What are the most urgent things that should be addressed in the field to accelerate open science further?
As a NASA civil servant, the most urgent thing is to reform NASA Procedural Requirements (NPR) 2210, abolish the NASA Open Source Agreement and NASA Contributor License Agreements, and make it clear that NPR 7150 does not apply to science software intended mainly for the public. Then, I can do science for open data and open software much more effectively.
Lastly, is there anything you would like to add regarding open science?
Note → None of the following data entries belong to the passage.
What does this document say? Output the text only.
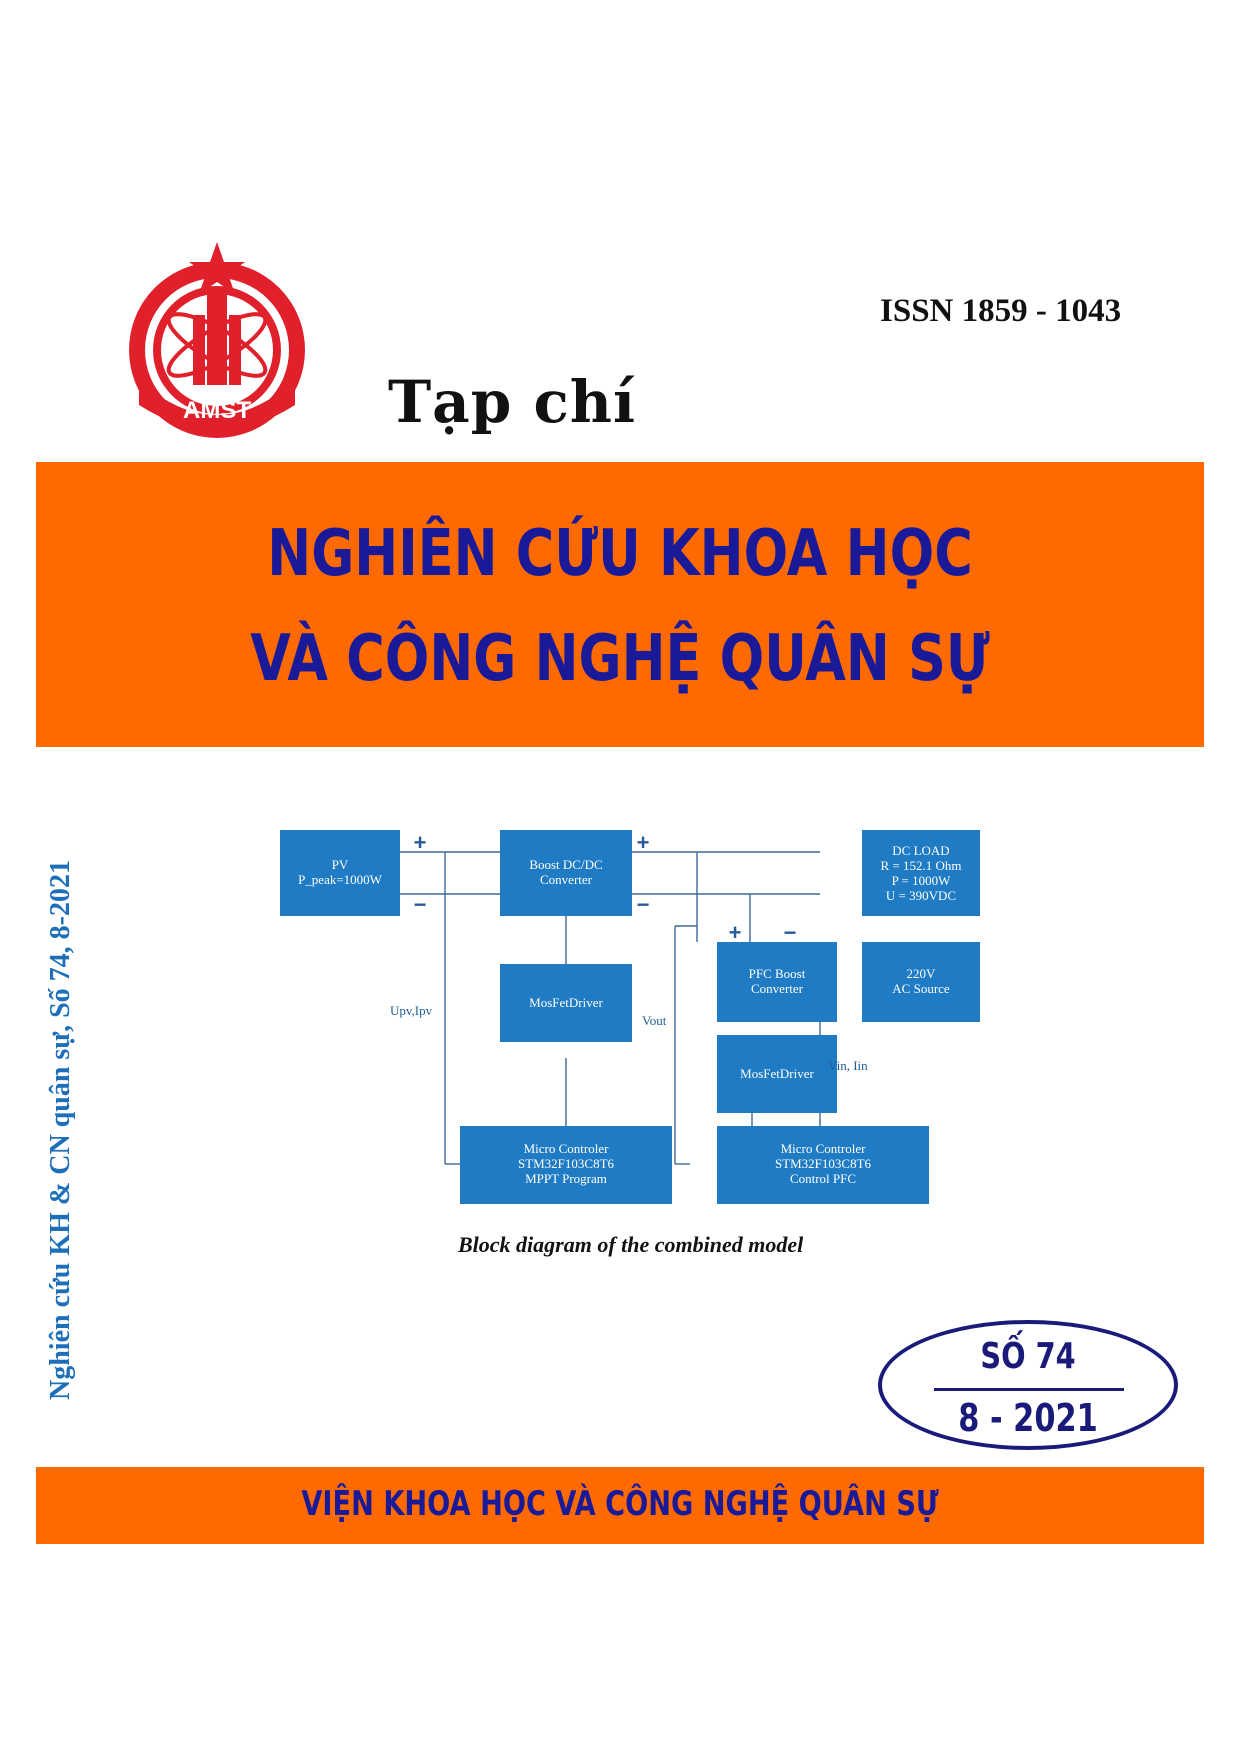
AMST
ISSN 1859 - 1043
Tạp chí
NGHIÊN CỨU KHOA HỌC
VÀ CÔNG NGHỆ QUÂN SỰ
Nghiên cứu KH & CN quân sự, Số 74, 8-2021	PV
P_peak=1000W
Boost DC/DC
Converter
DC LOAD
R = 152.1 Ohm
P = 1000W
U = 390VDC
MosFetDriver
PFC Boost
Converter
220V
AC Source
MosFetDriver
Micro Controler
STM32F103C8T6
MPPT Program
Micro Controler
STM32F103C8T6
Control PFC
Upv,Ipv
Vout
Vin, Iin
+
−
+
−
+ −
Block diagram of the combined model
SỐ 74
8 - 2021
VIỆN KHOA HỌC VÀ CÔNG NGHỆ QUÂN SỰ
My colleagues and I at NASA’s Goddard Space Flight Center are working on this new science data portal called General Coordinates Network. This is a system that takes gamma rays and other high-energy transients that are detected by space missions, physics experiments, and observatories around the world. And it sends real-time alerts publicly to a community of thousands of astronomers worldwide, who follow up on the sources we've detected from space using their telescopes on the ground. And then, they publish these astronomical bulletins called Circulars to share their observations. This system has been going on since the 90s. But, we're modernizing this and converting it from its antiquated network protocol stack to Apache Kafka, a modern streaming framework for data distribution and analysis. We’re doing a soft launch right now, and I'm really excited about this. Our client software is open-source, but our website is also open-source, which I'm quite proud of.